Who was growing tea in 1813? We were!

Granted, I am a tea nerd, but I was quite excited to come across a publication with some tea history I'd not read before! This is the 1879 Special Report titled "Tea-culture As A Probable American Industry" by William Saunders, Superintendent of Gardens and Grounds, Department of Agriculture. (I found this, of course, on the Library of Congress website, and you can access it here.)

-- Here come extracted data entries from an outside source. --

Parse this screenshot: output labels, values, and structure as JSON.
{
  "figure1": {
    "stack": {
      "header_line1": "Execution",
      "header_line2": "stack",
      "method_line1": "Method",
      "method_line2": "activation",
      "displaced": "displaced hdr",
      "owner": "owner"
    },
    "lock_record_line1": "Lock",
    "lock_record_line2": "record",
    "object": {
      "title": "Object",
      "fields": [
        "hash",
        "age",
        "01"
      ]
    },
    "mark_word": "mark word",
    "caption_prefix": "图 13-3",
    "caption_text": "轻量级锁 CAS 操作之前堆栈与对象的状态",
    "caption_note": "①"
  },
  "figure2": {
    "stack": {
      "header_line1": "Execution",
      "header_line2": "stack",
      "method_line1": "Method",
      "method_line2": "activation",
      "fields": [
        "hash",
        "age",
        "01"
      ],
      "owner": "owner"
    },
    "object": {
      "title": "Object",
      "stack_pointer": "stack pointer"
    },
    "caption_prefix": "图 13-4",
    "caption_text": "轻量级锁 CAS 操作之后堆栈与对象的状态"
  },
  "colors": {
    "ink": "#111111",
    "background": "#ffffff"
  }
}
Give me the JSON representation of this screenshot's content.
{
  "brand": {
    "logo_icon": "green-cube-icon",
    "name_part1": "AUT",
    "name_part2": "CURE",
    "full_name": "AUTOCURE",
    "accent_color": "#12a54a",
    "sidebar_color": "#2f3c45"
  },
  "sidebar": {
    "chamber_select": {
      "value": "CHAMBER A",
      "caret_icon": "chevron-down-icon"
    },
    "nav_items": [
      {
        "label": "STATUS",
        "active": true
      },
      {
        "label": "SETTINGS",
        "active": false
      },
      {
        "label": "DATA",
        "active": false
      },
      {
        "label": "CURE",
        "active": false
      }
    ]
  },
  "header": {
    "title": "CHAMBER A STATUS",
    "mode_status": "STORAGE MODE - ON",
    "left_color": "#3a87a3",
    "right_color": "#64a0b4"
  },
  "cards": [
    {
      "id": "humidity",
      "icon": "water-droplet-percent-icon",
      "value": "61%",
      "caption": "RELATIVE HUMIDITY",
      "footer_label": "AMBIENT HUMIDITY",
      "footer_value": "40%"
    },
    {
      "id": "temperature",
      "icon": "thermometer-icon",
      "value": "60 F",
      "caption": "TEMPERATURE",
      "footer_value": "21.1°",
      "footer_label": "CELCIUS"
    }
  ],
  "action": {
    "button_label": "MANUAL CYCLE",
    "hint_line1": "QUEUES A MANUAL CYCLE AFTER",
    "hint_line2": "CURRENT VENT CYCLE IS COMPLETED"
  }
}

Here's some intriguing info I found on page 5:

"With regard to the introduction of the tea-plant into the United States, the earliest notice which has come under my observation is contained in the following extract taken from the Southern Agriculturist, published in 1828:

I find that the tea-tree grows perfectly well in the open air near Charleston, where it has been raised for the last fifteen years at M. Noisette's nursery. Tea, as exported from China, would cost too much in the preparation, for each leaf goes through a particular process there. But, as this is probably done with a view of economizing room and preserving its freshness in the long sea voyage to which it is exposed, we might, in raising it as a crop, use it and export it, at least northwardly, dried in the same manner as senna or hops."

So, if my calculations are correct, if in 1828 tea had been growing for 15 years in M. Noisette's nursery, that means tea was growing near Charleston in 1813, much earlier than I'd believed!

The piece goes on to mention efforts by a Junius Smith to grow tea in Greenville, S.C. "about 1848." And 1848 is also the earliest date I have found for Dr. Charles Shepard's tea-growing experiment at Pinehurst Tea Plantation in South Carolina, which provided some of the plants that later became part of the Charleston Tea Plantation.

Yet another fun discovery in the never-ending history of tea!